Tag: custom attributes

Here are some of the feed optimization questions that I received from last week.

What’s the best way to prepare your feed to products into GPS onebox ?

There are a multitude of factors that contribute to the relevancy of your products being shown on Google Product Search. Remember that the shopping engines are mini search engines for products and are based on algorithms that are constantly changing. Daily submission, accurate price data, tax and shipping details, and optimized product titles are all important parts of the feed for Google Product Search.

What are your most effective tips for optimizing your feed for highest ranking on Google Product submit?

The most effective tip I have is to work on your product titles/names. Many of the suggestions I have can be found in this blog. Including brand, model, size or color and product type are important items to incorporate into product titles. Test new titles for a few weeks, measure results then test again.

What are some attributes for Google Products Feeds that are looked over that can improve your feed quality?

We recommend you provide as many relevant attributes as possible for your product type. Additional fields like color, material, height, length, and width, gender, compatible with, model number, and UPC. You can ultimately provide as many other custom attributes as you want.

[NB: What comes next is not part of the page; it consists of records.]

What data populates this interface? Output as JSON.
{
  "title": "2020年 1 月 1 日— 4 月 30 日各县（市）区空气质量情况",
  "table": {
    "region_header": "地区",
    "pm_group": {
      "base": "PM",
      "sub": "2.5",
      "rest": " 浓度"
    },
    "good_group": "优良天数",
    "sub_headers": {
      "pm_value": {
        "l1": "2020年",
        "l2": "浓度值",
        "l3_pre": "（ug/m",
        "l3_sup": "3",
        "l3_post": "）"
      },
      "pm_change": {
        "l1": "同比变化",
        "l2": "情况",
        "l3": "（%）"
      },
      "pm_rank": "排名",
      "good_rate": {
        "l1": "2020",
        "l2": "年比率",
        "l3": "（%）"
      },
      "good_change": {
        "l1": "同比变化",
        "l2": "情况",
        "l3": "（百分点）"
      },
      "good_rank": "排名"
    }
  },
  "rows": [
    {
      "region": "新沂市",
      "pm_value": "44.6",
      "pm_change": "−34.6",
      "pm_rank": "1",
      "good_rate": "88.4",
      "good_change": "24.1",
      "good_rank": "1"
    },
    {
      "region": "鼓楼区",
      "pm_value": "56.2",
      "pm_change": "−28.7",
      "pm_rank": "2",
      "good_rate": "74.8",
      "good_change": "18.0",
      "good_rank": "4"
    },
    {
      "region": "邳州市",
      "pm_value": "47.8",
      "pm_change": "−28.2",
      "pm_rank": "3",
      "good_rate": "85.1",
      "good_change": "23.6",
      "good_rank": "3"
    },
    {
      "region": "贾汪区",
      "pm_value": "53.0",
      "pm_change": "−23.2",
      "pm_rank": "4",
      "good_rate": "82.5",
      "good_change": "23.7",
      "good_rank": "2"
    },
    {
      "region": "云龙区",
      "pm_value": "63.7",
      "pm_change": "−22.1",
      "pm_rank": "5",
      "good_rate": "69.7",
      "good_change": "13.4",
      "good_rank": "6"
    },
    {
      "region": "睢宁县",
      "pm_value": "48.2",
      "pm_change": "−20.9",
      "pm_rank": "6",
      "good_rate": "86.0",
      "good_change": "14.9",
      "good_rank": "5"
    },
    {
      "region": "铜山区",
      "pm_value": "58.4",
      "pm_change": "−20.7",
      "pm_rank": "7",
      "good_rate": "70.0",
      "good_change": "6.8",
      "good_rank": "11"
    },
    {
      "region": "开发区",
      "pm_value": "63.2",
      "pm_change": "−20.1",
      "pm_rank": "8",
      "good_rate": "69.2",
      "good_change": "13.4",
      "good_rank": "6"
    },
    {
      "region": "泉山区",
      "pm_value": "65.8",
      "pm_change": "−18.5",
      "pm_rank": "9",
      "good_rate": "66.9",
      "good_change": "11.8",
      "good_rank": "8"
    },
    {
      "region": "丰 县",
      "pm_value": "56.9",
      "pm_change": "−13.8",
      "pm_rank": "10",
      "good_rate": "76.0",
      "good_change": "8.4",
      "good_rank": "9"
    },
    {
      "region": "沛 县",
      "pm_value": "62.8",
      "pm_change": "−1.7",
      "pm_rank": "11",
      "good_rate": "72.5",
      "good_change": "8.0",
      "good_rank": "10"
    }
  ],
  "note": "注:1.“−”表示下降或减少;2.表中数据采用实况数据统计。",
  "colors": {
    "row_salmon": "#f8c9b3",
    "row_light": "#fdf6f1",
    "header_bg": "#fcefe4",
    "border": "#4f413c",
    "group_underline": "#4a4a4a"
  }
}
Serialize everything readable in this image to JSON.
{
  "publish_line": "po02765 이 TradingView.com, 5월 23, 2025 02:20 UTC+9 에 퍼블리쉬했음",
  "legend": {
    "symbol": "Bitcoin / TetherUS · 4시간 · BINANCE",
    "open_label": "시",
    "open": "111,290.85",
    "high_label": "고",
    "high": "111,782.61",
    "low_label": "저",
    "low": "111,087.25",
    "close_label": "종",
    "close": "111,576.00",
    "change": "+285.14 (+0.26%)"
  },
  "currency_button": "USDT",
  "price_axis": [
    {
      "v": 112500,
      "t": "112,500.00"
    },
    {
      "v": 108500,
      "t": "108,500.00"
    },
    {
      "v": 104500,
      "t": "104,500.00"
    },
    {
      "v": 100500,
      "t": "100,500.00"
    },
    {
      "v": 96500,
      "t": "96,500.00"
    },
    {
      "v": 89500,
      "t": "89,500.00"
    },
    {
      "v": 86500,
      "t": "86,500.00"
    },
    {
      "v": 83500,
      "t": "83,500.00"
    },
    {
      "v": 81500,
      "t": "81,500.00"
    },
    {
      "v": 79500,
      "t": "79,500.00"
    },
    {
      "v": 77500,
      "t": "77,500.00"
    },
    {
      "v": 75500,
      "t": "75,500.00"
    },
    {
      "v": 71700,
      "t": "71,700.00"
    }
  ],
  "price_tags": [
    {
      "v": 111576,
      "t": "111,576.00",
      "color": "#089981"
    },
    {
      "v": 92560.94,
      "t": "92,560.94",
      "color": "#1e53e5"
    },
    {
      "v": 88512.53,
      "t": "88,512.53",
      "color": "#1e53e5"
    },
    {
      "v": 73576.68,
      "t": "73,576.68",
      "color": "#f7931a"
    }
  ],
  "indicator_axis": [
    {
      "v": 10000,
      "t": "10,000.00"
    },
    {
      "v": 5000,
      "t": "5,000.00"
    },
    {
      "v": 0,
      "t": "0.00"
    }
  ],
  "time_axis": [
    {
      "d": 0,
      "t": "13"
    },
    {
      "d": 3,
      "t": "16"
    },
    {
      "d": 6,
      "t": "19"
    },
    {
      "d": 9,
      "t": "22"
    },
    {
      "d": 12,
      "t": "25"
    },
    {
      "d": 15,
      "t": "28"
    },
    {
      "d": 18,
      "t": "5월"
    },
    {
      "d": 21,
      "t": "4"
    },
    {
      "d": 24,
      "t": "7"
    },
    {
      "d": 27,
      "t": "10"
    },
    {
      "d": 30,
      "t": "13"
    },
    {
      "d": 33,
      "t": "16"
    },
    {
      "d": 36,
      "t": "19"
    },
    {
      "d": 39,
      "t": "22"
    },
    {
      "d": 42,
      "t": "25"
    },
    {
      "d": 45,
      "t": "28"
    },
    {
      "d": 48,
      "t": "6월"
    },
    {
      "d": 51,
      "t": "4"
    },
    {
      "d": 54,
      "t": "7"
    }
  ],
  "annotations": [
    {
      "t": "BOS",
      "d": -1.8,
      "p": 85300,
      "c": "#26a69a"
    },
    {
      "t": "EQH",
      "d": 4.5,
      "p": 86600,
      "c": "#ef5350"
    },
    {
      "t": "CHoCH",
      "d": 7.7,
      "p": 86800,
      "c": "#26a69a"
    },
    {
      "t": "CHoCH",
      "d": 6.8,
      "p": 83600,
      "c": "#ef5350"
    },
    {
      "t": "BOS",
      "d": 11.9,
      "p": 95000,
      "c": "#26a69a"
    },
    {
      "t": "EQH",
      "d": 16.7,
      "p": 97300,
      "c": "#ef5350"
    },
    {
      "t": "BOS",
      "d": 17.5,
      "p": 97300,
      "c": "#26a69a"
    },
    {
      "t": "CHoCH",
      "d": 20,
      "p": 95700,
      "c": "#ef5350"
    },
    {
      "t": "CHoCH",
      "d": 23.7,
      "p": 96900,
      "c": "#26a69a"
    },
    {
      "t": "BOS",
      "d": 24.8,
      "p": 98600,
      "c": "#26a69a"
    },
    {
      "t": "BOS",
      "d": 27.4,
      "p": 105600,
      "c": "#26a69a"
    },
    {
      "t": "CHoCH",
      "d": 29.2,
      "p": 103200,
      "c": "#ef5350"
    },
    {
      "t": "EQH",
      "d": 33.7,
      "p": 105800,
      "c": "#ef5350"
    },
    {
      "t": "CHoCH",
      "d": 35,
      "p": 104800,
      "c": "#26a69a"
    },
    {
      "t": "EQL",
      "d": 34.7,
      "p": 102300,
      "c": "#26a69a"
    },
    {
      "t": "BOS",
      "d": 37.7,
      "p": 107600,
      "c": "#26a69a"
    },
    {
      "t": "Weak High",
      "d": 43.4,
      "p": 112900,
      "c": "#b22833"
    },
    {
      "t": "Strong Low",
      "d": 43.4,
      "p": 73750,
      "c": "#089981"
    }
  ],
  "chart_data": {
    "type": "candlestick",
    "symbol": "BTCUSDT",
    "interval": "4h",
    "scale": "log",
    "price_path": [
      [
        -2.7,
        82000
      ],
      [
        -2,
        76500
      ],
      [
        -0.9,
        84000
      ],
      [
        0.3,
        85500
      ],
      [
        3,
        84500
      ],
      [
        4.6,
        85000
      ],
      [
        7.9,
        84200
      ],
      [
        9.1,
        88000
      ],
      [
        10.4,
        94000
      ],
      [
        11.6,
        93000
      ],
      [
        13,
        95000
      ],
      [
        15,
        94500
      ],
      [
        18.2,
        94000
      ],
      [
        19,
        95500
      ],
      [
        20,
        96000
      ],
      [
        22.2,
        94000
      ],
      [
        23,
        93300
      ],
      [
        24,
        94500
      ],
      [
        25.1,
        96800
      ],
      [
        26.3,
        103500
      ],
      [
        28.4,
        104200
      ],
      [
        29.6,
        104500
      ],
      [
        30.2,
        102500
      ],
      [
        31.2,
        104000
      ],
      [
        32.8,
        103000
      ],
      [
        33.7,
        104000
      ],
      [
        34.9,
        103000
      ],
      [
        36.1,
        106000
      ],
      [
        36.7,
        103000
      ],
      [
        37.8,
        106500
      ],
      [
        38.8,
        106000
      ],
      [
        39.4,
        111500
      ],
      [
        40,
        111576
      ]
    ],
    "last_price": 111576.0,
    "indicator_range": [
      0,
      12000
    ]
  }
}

Google Product Search has always had “out-of-the-box” support for a number of product attributes.  You can find the supported attribute list in their feed spec documentation.  While this list of supported attributes is robust (and has gotten more lengthy over the years), Google still allows merchants to submit “custom attributes” if they have additional, structured product data to provide.  For example, a power tool merchant may store information about the power of each of their handheld tools (ie: 12v, 14v, 18v).  In this case the retailer could submit these values to Google in a custom attribute field.  The benefit of doing this is still somewhat TBD and depends on the product category the merchant is participating in.  Sometimes Google could display your custom attribute as a filter, or they may index your attribute values so that they are search-able (ie:  if someone searched for “18v handheld drill” your listings would get a ranking boost)… but all of this is part of Google’s secret sauce, so merchants really just need to test various strategies.  Custom attributes are provided in the following format:  “c:attribute_name:attribute_type”.  Seven attribute types are supported and they include types like:  integer, datetime, string…  in the previous example, the power tool retailer could provide a field named:   “c:power:integer” and include values like “14″ or “18″ in that field.

Knowing all of the above, we learned something new about custom attributes recently.   If you include a custom attribute in your file with an attribute name that matches a supported attribute, then your feed will fail!  We aren’t sure if this occurs 100% of the time but it recently occurred for a SingleFeed customer and Google confirmed the problem.  As an example, if you include an attribute like “c:color:string”, your feed could fail.  This is because “color” is a supported Google attribute.  Whats even more perplexing is that, when feeds fail for this reason, there is no appropriate error messaging identifying the problem… the ambiguous “0 items of X items were inserted” message was given.  Obviously, in an ideal world, Google would recognize these custom attributes and simply treat them as supported attributes.  The second best scenario would be for them to return a feed processing error saying “you have custom attributes that should be regular attributes… please resubmit”.  Unfortunately, what’s currently occurring is the worst case scenario:  the feed fails with little to no feedback.  While this may be an edge case, we encountered it recently and so wanted to make sure you keep it in mind!